# That's my boy...



## hunting777 (May 3, 2009)

A young farm lad from North Iowa goes off to college, but about 1/3 of the way through the semester, he has foolishly squandered away all of the money his parents gave him.
Then he gets an idea. He calls his daddy. "Dad," he says, "you won't believe the wonders that modern education is coming up with!
Why, they actually have a program here at Iowa State that will teach our dog Ole Blue how to talk!"
"That's absolutely amazing," his father says. "How do I get him in that program?"
"Just send him down here with $1,000," the boy says. I'll get him into the 
course.
So, his father sends the dog and the $1,000. About 2/3 of the way through 
the semester, his money runs out. The boy calls his father again.
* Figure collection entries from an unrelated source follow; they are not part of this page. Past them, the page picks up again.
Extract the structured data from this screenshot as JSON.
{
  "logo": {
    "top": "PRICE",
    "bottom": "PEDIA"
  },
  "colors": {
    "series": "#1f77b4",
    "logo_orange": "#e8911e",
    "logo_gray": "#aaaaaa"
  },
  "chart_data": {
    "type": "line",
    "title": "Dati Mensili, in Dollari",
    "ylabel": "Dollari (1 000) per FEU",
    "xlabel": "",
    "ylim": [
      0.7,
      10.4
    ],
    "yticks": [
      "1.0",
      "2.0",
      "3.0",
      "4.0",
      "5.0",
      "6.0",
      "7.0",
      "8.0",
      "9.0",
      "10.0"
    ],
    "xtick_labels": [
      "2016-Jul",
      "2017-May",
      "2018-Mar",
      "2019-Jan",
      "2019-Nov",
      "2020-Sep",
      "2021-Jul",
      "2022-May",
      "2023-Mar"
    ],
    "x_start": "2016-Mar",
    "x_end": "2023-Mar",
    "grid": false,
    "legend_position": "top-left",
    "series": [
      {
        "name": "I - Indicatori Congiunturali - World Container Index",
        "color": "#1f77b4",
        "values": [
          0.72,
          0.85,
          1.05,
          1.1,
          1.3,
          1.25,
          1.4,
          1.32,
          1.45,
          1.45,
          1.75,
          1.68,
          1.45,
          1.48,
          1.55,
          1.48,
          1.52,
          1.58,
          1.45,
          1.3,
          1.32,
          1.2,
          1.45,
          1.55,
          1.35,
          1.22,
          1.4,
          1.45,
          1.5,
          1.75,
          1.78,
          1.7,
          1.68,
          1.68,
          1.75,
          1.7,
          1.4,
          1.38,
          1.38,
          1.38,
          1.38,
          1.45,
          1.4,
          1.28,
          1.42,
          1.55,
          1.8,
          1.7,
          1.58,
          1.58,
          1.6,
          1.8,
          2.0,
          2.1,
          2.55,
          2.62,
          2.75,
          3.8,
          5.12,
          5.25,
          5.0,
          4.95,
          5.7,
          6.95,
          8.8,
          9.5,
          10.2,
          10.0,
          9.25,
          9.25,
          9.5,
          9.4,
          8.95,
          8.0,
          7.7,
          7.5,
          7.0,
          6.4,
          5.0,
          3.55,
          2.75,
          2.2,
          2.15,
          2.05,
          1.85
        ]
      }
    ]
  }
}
"So how's Ole Blue doing, son," his father asks?
"Awesome, Dad, he's talking up a storm," he says,
"but you just won't believe this - they've had such good results with this 
program that they've implemented a new one to teach the animals how to 
READ!"
"READ," says his father, "No kidding! What do I have to do to get him in 
that program?"
Just send $2,500, I'll get him in the class. His father sends the money.
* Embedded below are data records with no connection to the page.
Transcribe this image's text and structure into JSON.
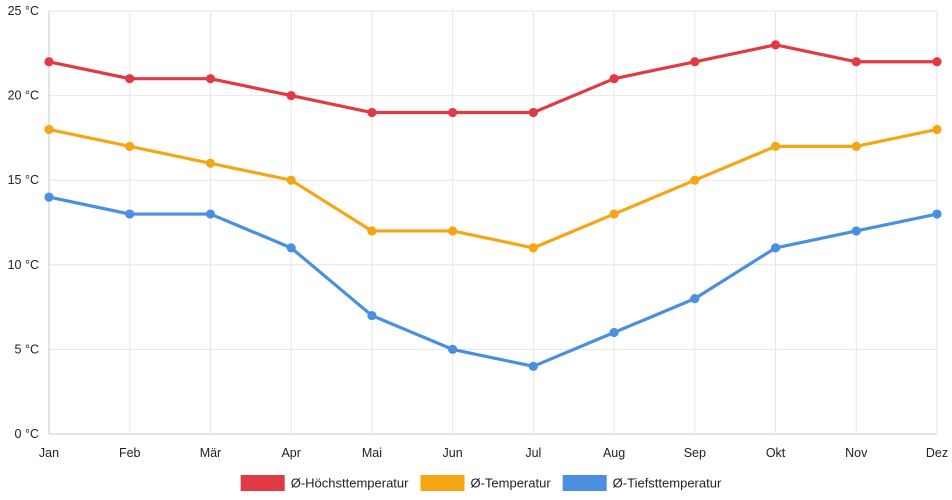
{
  "chart_data": {
    "type": "line",
    "title": "",
    "xlabel": "",
    "ylabel": "",
    "categories": [
      "Jan",
      "Feb",
      "Mär",
      "Apr",
      "Mai",
      "Jun",
      "Jul",
      "Aug",
      "Sep",
      "Okt",
      "Nov",
      "Dez"
    ],
    "ylim": [
      0,
      25
    ],
    "yticks": [
      0,
      5,
      10,
      15,
      20,
      25
    ],
    "y_unit": " °C",
    "grid": true,
    "legend_position": "bottom",
    "series": [
      {
        "name": "Ø-Höchsttemperatur",
        "color": "#e23a45",
        "values": [
          22,
          21,
          21,
          20,
          19,
          19,
          19,
          21,
          22,
          23,
          22,
          22
        ]
      },
      {
        "name": "Ø-Temperatur",
        "color": "#f6a614",
        "values": [
          18,
          17,
          16,
          15,
          12,
          12,
          11,
          13,
          15,
          17,
          17,
          18
        ]
      },
      {
        "name": "Ø-Tiefsttemperatur",
        "color": "#4a8fe0",
        "values": [
          14,
          13,
          13,
          11,
          7,
          5,
          4,
          6,
          8,
          11,
          12,
          13
        ]
      }
    ]
  }
}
The boy now has a problem. At the end of the year, his father will find out 
that the dog can neither talk, nor read. So he shoots the dog.
When he gets home at the end of the semester, his father is all excited.
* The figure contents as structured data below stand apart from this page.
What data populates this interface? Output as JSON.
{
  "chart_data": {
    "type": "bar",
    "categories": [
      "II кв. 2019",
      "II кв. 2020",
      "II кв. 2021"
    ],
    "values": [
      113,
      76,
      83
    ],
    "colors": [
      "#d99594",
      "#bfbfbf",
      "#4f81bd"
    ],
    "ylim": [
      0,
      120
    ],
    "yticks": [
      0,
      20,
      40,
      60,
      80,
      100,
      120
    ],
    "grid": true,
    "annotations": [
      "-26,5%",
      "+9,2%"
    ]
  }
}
"Where's Ole Blue? I just can't wait to see him talk and read something!"
"Dad," the boy says, "I have some grim news." Yesterday morning, just 
before we left to drive home,
Ole Blue was in the living room kicked back in the recliner, reading the 
Wall Street Journal, like he usually does.
Then he turned to me and asked, so, is your daddy still messing around with 
that little redhead who lives in town?
The father says, "I hope you SHOT that son of a ***** before he talks to 
your Mother!"

"I sure did, Dad."


----------